Taroon – who hasn’t seen Bibi since seeking refuge with his sister – is overjoyed and makes plans to visit her and their son that night disguised as a woman in a burqa.

His sister implores him not too, as it isn’t safe.

She’s found it difficult enough to keep Taroon’s presence a secret from her childhood friend and suspicious neighbour Leyla (Claudia Greenstone).

But after Afiya’s husband Jawid (Farhad Zaiwala) arrives home, the situation becomes much more dire and time is of the essence.

Selling Kabul was a 2022 Pulitzer Prize finalist for Sylvia Khoury, a New York-born writer of French and Lebanese descent.

Tension-filled, the play tells a gripping story that feels stretched.

It could readily have been cut back by at least 10 minutes, probably 20, and its impact would have been greater.

I felt it was overwritten, especially in the establishing scenes.

Further, in Red Stitch’s production of the work – directed by Brett Cousins – there were several noticeable and awkward gaps in conversation between brother and sister early on, which appeared clunky.

The best of the performances was Farhad Zaiwala, who brought authenticity and restraint to his role as Afiya’s husband and Taroon’s brother-in-law.

As much as I’d like to, I can’t say the same about the remaining trio.

A dramatic script, such as that which Khoury has crafted, doesn’t need to be pushed.

The words are enough and the actors need to adopt a less is more approach.

In this case, the three didn’t and unfortunately that resulted in melodrama, which was not appropriate to the material.

I was looking for something “real”, where I was so caught up in what I was seeing that I believed the actors were the characters they were playing, but I’m afraid I didn’t feel that way.

Backing off would undoubtedly help their cause.

I was suitably impressed though by the set that Sophie Woodward has managed to create in such a small space.

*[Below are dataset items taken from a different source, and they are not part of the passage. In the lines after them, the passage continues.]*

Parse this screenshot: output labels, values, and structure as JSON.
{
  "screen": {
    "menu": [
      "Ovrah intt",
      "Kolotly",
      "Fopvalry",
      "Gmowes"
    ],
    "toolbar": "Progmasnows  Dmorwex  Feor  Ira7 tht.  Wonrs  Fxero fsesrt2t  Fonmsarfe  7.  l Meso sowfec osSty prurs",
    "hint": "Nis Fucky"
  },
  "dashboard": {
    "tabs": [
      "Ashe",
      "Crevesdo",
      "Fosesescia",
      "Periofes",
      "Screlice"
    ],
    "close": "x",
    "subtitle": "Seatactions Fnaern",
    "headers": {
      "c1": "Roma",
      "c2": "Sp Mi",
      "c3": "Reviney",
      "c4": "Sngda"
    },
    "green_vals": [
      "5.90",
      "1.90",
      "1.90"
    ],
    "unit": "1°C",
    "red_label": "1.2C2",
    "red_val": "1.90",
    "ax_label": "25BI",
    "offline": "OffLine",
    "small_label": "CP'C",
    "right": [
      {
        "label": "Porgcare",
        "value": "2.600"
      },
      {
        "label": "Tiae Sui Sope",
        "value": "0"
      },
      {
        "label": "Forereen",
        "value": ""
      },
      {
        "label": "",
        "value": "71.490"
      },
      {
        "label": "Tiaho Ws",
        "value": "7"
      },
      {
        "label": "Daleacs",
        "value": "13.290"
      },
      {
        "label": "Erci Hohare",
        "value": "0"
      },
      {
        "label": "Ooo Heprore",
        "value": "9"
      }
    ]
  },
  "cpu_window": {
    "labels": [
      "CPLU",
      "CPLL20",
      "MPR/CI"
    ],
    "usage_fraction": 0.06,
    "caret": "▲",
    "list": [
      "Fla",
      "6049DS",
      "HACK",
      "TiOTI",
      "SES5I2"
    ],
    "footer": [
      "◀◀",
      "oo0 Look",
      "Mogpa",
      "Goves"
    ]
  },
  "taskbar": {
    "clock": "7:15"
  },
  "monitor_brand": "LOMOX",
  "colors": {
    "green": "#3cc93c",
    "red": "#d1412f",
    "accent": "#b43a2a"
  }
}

Featuring a kitchen and living area, a front door and another door, which presumably leads to a bedroom, the styling immediately transports you to Afghanistan.

To summarise then, while Selling Kabul’s subject matter is illuminating and pushes hot buttons, its execution could be improved.

Still, it remains a play that is worth catching.

It is playing at Red Stitch Theatre in St Kilda until 21st May, 2021.